STEREO Satellites Spot Solar Flare Tsunami 89
westtxfun writes "The STEREO satellites recently confirmed the existence of solar mega-tsunamis when they captured height data after a sunspot recently erupted. The scale of this tsunami literally dwarfs the Earth's diameter — it was 62,000 miles high and raced across the surface at 560,000 mph! STEREO A and B orbit 90 degrees apart and luckily, one was overhead while the other saw the eruption on the limb. This gave NASA scientists enough data to confirm the tsunami wasn't a shadow, solving a modern solar mystery. The images are simply stunning, to boot."
Re:A way to solve tsunamis problems on Earth ? (Score:5, Informative)
Reading TFA is uncharacteristic for most slashdotters, but this one is definitely worthwhile.
Pun aside, the movies ARE great. RTFA please, everyone! You'll be glad you did.
Ahead, not OVERhead... (Score:1, Informative)
Just correcting the summary, one spacecraft is *ahead* of the other (and of Earth) -- not "overhead". Also, they don't orbit 90-deg apart. They were ~90-deg apart for the even in question but are currently 127-deg apart. This value will increase as they continue in their orbits around the Sun. (By Feb 6, 2011 they will be 180-degrees apart, and will both be "behind" the Sun in ~mid-2015.)
Re:It is probably 62 miles (Score:5, Informative)
Did you see the animation? That wave looks to be easily 1/14th of the solar diameter, especially near the origin.
What I learned from this article is that sunspots explode. Never knew that; I thought they faded away...

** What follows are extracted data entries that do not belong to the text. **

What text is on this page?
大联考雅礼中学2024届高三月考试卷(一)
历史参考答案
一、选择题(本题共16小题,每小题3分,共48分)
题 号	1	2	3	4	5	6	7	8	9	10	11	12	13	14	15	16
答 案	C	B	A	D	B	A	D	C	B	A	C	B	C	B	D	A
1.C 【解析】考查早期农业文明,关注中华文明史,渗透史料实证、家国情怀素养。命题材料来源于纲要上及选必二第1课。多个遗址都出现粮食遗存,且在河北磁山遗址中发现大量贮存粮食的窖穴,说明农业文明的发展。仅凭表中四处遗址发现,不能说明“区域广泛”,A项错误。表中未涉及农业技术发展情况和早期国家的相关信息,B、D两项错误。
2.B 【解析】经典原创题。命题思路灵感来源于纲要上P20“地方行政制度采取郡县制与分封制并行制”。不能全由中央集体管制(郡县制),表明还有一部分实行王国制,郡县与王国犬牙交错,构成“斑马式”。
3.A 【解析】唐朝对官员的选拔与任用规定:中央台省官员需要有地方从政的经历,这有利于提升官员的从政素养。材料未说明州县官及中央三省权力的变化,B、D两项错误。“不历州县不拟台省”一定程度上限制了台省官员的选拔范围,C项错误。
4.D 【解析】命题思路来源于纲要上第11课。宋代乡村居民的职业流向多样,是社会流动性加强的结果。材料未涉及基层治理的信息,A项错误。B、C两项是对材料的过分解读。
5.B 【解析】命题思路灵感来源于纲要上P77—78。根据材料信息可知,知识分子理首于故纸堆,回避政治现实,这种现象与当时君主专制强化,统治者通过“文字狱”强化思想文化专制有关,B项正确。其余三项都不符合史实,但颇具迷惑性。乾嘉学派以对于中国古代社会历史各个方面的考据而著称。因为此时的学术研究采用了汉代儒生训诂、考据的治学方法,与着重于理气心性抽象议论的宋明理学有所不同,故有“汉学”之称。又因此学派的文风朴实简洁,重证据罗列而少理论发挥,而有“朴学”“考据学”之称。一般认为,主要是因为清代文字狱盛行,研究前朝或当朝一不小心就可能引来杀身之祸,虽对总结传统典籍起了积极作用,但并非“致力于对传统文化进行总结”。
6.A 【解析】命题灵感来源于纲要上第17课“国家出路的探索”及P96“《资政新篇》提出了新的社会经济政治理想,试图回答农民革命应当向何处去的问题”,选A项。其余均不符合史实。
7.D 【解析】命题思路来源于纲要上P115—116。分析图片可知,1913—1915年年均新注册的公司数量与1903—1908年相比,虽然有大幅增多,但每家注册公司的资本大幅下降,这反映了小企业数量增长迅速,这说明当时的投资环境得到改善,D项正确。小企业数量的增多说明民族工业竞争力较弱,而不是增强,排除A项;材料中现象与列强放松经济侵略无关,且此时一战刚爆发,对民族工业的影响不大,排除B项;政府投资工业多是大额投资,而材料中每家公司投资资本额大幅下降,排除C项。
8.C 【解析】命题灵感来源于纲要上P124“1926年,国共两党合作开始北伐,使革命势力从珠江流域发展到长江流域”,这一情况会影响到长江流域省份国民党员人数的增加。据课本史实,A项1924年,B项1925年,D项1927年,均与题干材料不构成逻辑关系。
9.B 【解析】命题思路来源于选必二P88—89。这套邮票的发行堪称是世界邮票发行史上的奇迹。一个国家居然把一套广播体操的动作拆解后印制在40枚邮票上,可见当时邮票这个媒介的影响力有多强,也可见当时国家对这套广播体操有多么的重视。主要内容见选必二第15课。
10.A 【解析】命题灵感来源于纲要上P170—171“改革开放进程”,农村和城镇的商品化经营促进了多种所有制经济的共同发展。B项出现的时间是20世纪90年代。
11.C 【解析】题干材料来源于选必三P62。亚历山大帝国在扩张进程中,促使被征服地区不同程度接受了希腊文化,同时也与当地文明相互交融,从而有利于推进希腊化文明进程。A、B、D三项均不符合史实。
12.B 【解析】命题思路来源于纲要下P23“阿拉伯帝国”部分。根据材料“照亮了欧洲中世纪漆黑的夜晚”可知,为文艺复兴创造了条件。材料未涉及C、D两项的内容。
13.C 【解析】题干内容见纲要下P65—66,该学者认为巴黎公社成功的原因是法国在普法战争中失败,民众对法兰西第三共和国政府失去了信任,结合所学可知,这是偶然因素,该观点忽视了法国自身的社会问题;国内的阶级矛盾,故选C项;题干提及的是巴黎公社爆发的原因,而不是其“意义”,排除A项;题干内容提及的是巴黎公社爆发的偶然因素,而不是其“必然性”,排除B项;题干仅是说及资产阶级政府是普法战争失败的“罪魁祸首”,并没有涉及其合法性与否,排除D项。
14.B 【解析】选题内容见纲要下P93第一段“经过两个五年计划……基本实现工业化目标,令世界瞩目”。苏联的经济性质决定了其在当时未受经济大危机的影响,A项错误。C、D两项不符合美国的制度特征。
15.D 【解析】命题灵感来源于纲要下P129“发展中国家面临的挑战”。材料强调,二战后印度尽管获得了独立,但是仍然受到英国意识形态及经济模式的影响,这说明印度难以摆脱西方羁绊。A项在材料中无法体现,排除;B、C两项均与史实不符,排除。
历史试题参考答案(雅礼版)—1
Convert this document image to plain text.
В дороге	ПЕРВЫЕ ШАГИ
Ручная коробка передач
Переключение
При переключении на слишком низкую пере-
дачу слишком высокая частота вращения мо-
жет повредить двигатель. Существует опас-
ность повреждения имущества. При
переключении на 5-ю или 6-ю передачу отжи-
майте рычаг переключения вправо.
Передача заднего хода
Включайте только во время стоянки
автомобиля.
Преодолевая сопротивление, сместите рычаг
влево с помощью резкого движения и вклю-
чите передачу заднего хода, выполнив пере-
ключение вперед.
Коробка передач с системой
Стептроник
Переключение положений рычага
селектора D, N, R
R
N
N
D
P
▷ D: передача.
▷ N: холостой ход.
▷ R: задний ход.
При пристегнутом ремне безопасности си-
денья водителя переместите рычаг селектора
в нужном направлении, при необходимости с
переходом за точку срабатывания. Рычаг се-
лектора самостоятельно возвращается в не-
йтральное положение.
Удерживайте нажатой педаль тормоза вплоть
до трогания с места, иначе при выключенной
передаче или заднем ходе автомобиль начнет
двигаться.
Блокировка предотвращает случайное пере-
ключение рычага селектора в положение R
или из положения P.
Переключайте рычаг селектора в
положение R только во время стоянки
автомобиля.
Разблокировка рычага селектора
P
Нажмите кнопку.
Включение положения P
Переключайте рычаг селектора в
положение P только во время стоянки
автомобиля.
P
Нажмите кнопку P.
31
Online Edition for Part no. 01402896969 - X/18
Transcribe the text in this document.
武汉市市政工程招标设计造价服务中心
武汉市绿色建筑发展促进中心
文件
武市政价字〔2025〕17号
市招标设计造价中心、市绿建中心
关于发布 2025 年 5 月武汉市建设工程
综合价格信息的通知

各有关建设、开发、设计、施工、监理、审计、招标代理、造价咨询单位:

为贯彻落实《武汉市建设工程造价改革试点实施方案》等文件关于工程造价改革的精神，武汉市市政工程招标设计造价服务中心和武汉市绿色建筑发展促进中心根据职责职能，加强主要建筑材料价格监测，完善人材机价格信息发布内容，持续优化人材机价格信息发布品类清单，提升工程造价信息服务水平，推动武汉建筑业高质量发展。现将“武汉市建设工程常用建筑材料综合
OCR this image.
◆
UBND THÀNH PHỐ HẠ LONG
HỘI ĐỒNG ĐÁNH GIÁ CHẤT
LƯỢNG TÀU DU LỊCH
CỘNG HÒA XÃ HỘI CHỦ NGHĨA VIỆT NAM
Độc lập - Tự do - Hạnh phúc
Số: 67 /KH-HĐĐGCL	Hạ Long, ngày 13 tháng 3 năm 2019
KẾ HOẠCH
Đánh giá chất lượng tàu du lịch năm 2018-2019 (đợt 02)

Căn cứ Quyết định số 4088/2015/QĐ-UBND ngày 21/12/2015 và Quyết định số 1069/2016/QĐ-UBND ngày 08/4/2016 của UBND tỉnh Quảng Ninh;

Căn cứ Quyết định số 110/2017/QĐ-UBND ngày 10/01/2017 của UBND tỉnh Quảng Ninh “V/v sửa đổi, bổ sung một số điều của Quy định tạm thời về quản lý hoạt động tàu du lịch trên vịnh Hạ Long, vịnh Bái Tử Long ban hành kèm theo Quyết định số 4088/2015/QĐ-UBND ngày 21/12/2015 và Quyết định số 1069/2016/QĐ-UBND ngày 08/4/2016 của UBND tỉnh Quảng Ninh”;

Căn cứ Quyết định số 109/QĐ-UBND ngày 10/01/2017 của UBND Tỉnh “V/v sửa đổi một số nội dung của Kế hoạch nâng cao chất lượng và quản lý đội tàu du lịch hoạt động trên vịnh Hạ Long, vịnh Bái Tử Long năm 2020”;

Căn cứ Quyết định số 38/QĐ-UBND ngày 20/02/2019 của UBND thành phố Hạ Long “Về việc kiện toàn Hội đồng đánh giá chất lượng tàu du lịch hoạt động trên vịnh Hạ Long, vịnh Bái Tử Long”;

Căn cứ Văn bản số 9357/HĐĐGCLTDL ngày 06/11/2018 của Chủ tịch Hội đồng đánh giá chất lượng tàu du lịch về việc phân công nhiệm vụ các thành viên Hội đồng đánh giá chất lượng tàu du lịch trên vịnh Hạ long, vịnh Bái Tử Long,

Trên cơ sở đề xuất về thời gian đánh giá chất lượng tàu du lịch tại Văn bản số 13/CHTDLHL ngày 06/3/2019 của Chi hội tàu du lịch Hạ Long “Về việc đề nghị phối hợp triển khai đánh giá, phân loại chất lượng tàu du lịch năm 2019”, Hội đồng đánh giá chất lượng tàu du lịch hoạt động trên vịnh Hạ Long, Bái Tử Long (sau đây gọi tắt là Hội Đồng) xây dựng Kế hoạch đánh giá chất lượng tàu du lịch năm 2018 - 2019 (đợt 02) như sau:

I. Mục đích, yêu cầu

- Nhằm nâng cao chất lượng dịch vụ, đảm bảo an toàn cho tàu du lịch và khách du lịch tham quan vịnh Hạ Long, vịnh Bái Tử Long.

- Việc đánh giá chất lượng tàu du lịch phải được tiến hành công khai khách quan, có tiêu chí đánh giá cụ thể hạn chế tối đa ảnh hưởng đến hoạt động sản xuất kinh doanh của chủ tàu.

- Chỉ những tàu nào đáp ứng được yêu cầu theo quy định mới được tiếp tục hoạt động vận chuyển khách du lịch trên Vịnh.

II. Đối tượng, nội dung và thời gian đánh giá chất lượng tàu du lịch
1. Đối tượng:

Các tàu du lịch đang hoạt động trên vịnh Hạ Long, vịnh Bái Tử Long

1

Re:Surf's up (Score:2, Informative)
120, not 90 (Score:4, Informative)
Re:They really thought it might be a shadow? (Score:5, Informative)
It seems counter-intuitive but the sun's corona is brighter than it's actual surface. It's possible that some cooler ejecta from a solar flare could cast a shadow.
Re:Large CME? (Score:3, Informative)
Re:Recent? Try February. (Score:5, Informative)
Actually, I confirmed it with one of the scientists (Joe Gurman) cited in the article -- there was an article from March that was inaccurate, and this was a correction to that previous article.
But, instead of marking it as a correction, it was posted as a new article. (I can't find the older article, so I don't know if it was removed)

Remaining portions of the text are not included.